Sunday, 31 January 2016

25 must read books - XXV

This is the concluding post in this series. My selection is in no order of preference.

Schindler's List.

My faith in humanity is founded on quite a few incidents that I have experienced in this life. Reading this book is one such incident. 

Schindler's List recreates the true story of Oskar Schindler, the Czech-born southern German industrialist who risked his life to save over 1,300 of his Jewish factory workers from certain death in the concentration camps in Nazi-occupied Poland. 


Thomas Keneally's "documentary novel," based on the recollections of the Schindlerjuden (Schindler's Jews), Schindler himself, and other witnesses, is told in a series of snapshot stories. It recounts the lives of the flamboyant profiteer and womanizer Schindler; Schindler's long-suffering wife, Emilie; the brutal SS (Nazi secret service) commandant Amon Goeth; Schindler's quietly courageous factory manager, Itzhak Stern; and dozens of other Jews who underwent the horrors of the Nazi machinery. 

The book flowers around the actions and ambitions of Schindler, who comes to Kraków, Poland, seeking his fortune and ends up outwitting the SS to protect his Jewish employees. It is the story of Schindler's unlikely heroism and of one man's attempt to do good in the midst of outrageous evil. 

The book explores the complex nature of virtue, the importance of individual human life, the role of witnesses to the Holocaust, and the attention to rules and details that sustained the Nazi system of terror.


Keneally's book was first published in Britain in 1982 under the title Schindler's Ark and released as Schindler's List in the United States the same year. When Schindler's Ark won Britain's Booker Prize in 1982, it stirred up controversy, with some critics complaining that the "documentary novel" did not deserve a prize normally reserved for fiction. The debate among critics did not affect the book's enormous popularity with readers, however. It enjoyed renewed interest after its adaptation into a feature film by Steven Spielberg in 1993. In part because of the success of the film, Schindler's List ranks as one of the most popular books ever written about the Holocaust. 
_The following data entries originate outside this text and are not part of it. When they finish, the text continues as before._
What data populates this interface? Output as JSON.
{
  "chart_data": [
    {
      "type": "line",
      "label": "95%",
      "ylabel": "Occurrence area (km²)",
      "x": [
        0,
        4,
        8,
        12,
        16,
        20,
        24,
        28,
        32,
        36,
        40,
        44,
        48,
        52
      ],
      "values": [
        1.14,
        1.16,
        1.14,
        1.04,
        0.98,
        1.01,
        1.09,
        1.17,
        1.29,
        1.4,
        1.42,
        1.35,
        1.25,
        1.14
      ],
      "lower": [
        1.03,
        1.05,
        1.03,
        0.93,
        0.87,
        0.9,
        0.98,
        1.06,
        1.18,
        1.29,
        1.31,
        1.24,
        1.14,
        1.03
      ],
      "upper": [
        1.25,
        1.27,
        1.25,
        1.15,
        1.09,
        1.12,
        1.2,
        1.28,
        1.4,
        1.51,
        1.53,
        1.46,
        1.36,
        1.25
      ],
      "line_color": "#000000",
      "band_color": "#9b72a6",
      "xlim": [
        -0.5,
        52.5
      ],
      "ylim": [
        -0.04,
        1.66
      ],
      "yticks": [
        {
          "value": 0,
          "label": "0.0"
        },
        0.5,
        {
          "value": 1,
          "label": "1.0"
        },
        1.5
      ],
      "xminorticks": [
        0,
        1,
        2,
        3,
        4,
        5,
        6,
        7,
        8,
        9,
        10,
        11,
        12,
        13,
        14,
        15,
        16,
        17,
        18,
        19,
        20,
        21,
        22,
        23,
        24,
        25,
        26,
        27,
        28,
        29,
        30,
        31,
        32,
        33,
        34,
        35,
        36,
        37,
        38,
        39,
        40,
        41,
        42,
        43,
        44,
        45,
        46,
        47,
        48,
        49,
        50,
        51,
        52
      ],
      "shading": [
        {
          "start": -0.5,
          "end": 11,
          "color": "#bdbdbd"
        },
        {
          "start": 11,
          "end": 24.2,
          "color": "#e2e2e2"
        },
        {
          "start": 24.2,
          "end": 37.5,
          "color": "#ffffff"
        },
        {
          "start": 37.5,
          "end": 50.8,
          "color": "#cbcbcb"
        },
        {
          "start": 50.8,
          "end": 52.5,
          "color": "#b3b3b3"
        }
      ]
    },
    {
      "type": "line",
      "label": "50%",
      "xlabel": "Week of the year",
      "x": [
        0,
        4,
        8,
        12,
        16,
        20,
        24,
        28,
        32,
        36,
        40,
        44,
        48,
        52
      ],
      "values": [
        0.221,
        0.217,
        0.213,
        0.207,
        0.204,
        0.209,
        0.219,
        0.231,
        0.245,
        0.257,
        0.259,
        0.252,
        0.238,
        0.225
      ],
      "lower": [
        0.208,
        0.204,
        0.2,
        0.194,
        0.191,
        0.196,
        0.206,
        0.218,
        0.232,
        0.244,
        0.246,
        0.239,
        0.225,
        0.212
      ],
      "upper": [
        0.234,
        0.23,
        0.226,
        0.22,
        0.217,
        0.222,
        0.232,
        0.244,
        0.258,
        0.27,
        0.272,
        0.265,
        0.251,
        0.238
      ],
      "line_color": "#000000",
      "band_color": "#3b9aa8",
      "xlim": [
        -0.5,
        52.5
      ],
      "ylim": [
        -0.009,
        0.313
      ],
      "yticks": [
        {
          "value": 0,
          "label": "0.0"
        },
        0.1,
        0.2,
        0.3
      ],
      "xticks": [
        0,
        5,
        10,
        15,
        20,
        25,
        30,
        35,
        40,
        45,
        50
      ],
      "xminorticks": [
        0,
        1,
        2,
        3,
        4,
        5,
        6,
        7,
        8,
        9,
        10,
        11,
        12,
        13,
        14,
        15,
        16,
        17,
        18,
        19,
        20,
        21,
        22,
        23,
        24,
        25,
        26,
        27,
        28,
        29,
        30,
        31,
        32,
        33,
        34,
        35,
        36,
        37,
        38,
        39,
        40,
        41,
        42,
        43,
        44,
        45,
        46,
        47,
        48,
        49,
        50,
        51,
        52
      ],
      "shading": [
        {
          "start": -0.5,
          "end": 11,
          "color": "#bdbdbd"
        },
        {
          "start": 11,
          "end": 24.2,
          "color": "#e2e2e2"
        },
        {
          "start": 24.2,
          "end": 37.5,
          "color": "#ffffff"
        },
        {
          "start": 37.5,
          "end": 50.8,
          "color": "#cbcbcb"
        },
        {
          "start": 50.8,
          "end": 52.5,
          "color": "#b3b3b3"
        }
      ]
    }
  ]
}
Researching Schindler's List, the author spent two years travelling to eight countries, where he interviewed many of Schindler's Jews and read the numerous testimonies which 
are held at the Martyrs and Heroes Remembrance Authority, Yad Vasbem, Israel. 

Keneally lives in California where he teaches in the graduate writing program at the University of California, Irvine, where he holds a Distinguished Professorship.